One's going to tie up soon while the others have to drop anchor out in the bay.

Ulumoo Ale, Nate Kalepo and Julius Buelow represent these extra-large human beings traveling through local shipping lanes, finding themselves locked into the most intriguing position battle on the University of Washington football team.

One by one, they're trying to become the No. 1 left guard and make an enormous and experienced Husky offensive line coming back even better this season. 

Ale, the heaviest guy on this UW roster at 355 pounds, is the incumbent as a four-game starter from 2020.

Kalepo made his move for the first-team assignment during spring practice, forcing Ale to share reps for a couple of weeks.

Buelow, the tallest player for the Huskies at 6-foot-8, took turns as the starter with Kalepo before moving ahead of him and Ale in the past week. He still had the job for Wednesday's closed scrimmage.

Anything goes in this Seattle Beef Bowl over the next 10 days before the UW hosts Montana in the season opener.

"They're making each other better," said Luke Wattenberg, the starting center who can see everything taking place by glancing to his left. "It will be interesting to see who comes out on top."

What makes this tug-of-war different from other Husky positions up for grabs is this involves three rather than two leading candidates. Injuries have not been a factor in alternating bodies in and out. And the guy who has held the job for the longest time might have the longest odds in reclaiming it.

We take a look at these three candidates, who all play together on extra-point kicks, and offer our own forecast for each one, picking the eventual winner.

Ulumoo Ale

Clearly you don't discard this massive player, because he has shown he can dominate a Pac-12 opponent. Yet he needs to keep improving or step aside momentarily. He carried a 6-foot-6, 365-pound frame into spring football and both coach Jimmy Lake and offensive-line coach Scott Huff insisted this was a good weight for him, that he still could move adequately. Ale lists at 355 now. So it wasn't necessarily a good distribution of poundage for him. When asked about his recent play, the coaches give the stock answer that Ale needs to be more consistent. The big thing to remember about the native Samoan and former Australian resident is he's just a sophomore and he's already appeared in 17 games. He'll be back. With a little refinement, he could be a tackle before he's done with college ball. Projection: No. 3 at left guard.

Ulumoo Ale is the incumbent left-guard starter, now in a three-way battle for the job.

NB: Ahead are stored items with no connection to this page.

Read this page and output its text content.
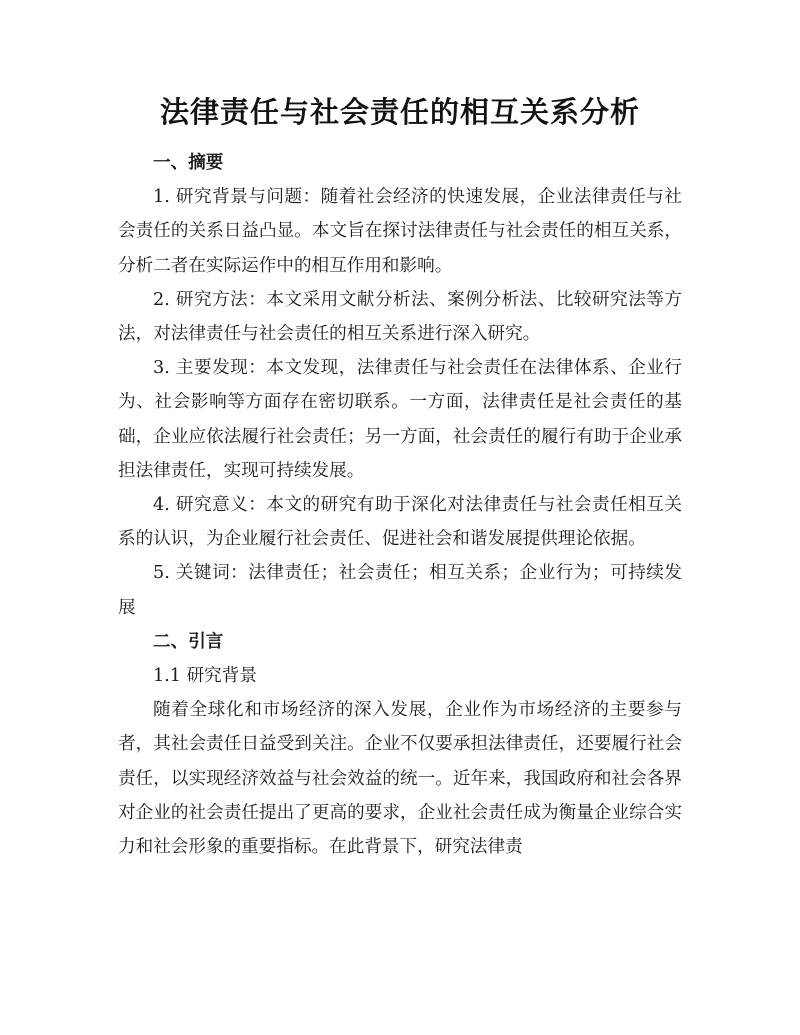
法律责任与社会责任的相互关系分析

一、摘要

1. 研究背景与问题：随着社会经济的快速发展，企业法律责任与社会责任的关系日益凸显。本文旨在探讨法律责任与社会责任的相互关系，分析二者在实际运作中的相互作用和影响。

2. 研究方法：本文采用文献分析法、案例分析法、比较研究法等方法，对法律责任与社会责任的相互关系进行深入研究。

3. 主要发现：本文发现，法律责任与社会责任在法律体系、企业行为、社会影响等方面存在密切联系。一方面，法律责任是社会责任的基础，企业应依法履行社会责任；另一方面，社会责任的履行有助于企业承担法律责任，实现可持续发展。

4. 研究意义：本文的研究有助于深化对法律责任与社会责任相互关系的认识，为企业履行社会责任、促进社会和谐发展提供理论依据。

5. 关键词：法律责任；社会责任；相互关系；企业行为；可持续发展

二、引言

1.1 研究背景

随着全球化和市场经济的深入发展，企业作为市场经济的主要参与者，其社会责任日益受到关注。企业不仅要承担法律责任，还要履行社会责任，以实现经济效益与社会效益的统一。近年来，我国政府和社会各界对企业的社会责任提出了更高的要求，企业社会责任成为衡量企业综合实力和社会形象的重要指标。在此背景下，研究法律责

Ulumoo Ale is the left-guard starter incumbent. 

Nate Kalepo

At 6-foot-6 and 330 pounds, Kalepo is the little guy of this group at left guard. With the Huskies returning all five line starters, he's was the first interloper to shake up the chemistry. Over the latter half of spring ball, he made Ale alternate at the position during practices, giving the first indication that something could be done better there. While highly recruited by USC, Oregon, Michigan and others before the UW locked him up, Kalepo was said to sometimes have trouble keeping up with athletic defenders on the edge, hence he was deemed better suited for interior duty. Likewise, the Renton, Washington, product is just a redshirt freshman. He has just two games under his belt. Projection: No. 2 at left guard.

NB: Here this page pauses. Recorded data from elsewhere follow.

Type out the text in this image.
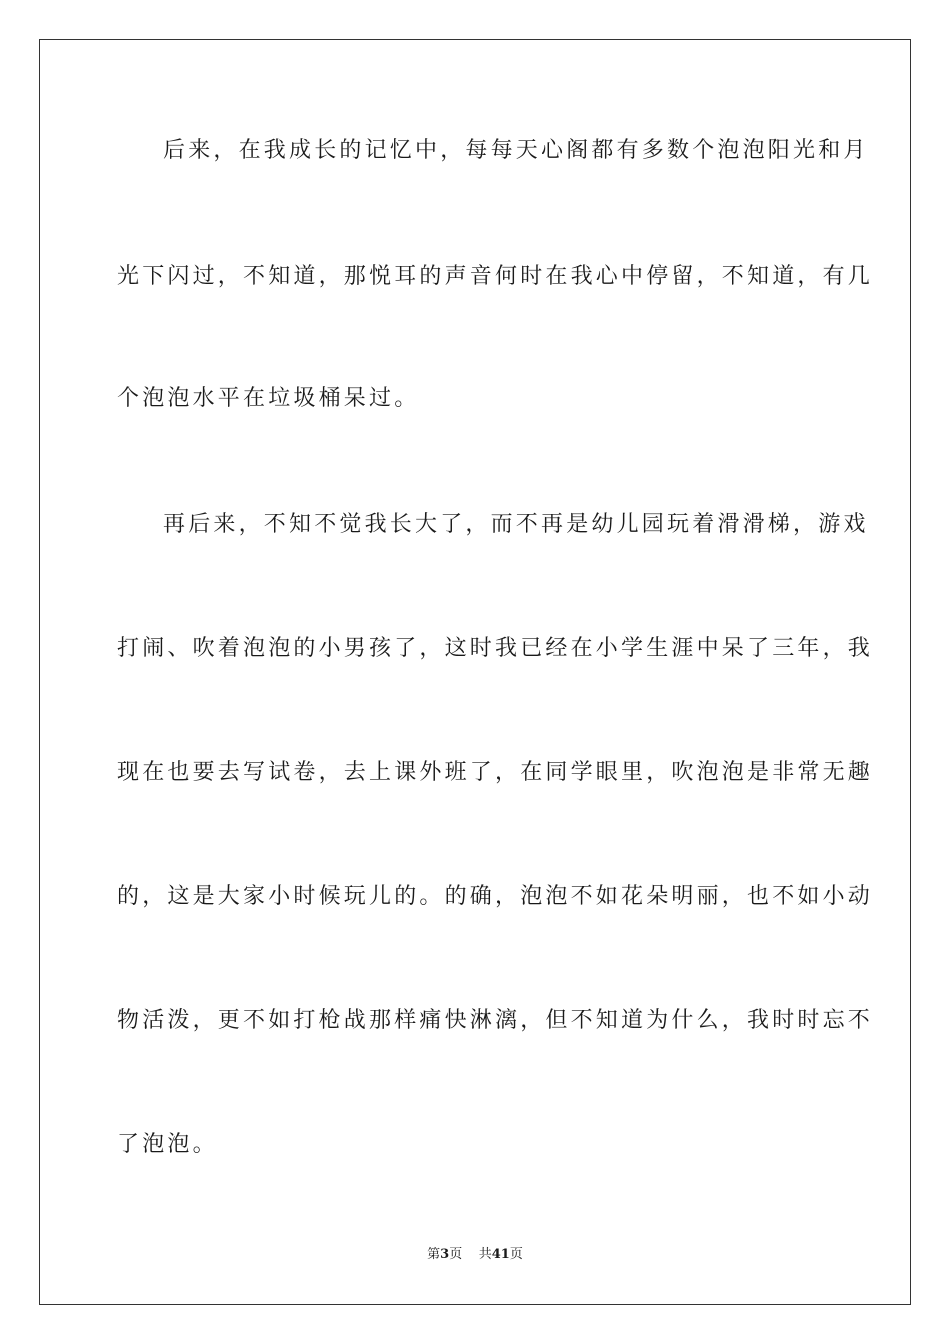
后来，在我成长的记忆中，每每天心阁都有多数个泡泡阳光和月
光下闪过，不知道，那悦耳的声音何时在我心中停留，不知道，有几
个泡泡水平在垃圾桶呆过。
再后来，不知不觉我长大了，而不再是幼儿园玩着滑滑梯，游戏
打闹、吹着泡泡的小男孩了，这时我已经在小学生涯中呆了三年，我
现在也要去写试卷，去上课外班了，在同学眼里，吹泡泡是非常无趣
的，这是大家小时候玩儿的。的确，泡泡不如花朵明丽，也不如小动
物活泼，更不如打枪战那样痛快淋漓，但不知道为什么，我时时忘不
了泡泡。
第3页 共41页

Nate Kalepo builds strength in the weight room.

Nate Kalepo is one of the stronger Huskies. 

Julius Buelow

Nothing gets the coaching staff more excited than when one of its real young project players suddenly gets it and begins to pan out in a hurry. Buelow had done just that. When he committed to the UW over the likes of Oregon, Notre Dame and Florida, the Hawaiian admitted to recruiting analysts to being a passive personality who would need an attitude adjustment to excel at the college level. Apparently, someone put extra hot sauce on one of his recent Conibear Shellhouse dinner steaks. Getting his chance, he's combined his impressive 6-foot-8, 330-pound physique with the requisite nastiness to make him a serious starting candidate. He might be on his way. He might not come out of the lineup again. He might play somewhere else on the No. 1 Husky line before he's done. Similarly, someone as tall and as heavy as Buelow with a little bit of irascible behavior eventually moves from offensive guard to left tackle, which is what Jaxson Kirkland did. Oh, did we forget to mention that Buelow is just a redshirt freshman? He's appeared in just one Husky game, soon to be several more. Projection: Starter.

Overview

While Ale must be sorely disappointed to have his starting job put in question, he shouldn't let this moment define his career in any way. Kalepo, if he doesn't win the spot, shouldn't get impatient either with his depth-chart progress. It's real early in everyone's careers here. Similar to that extra-point team, these three could all become starters together and really create some conversation about their possibilities. USC once had a line that was so gigantic, the joke was that when these guys stood up they could see Denver. This trio of Huskies paired with two others some day at least should be able to see Salt Lake City.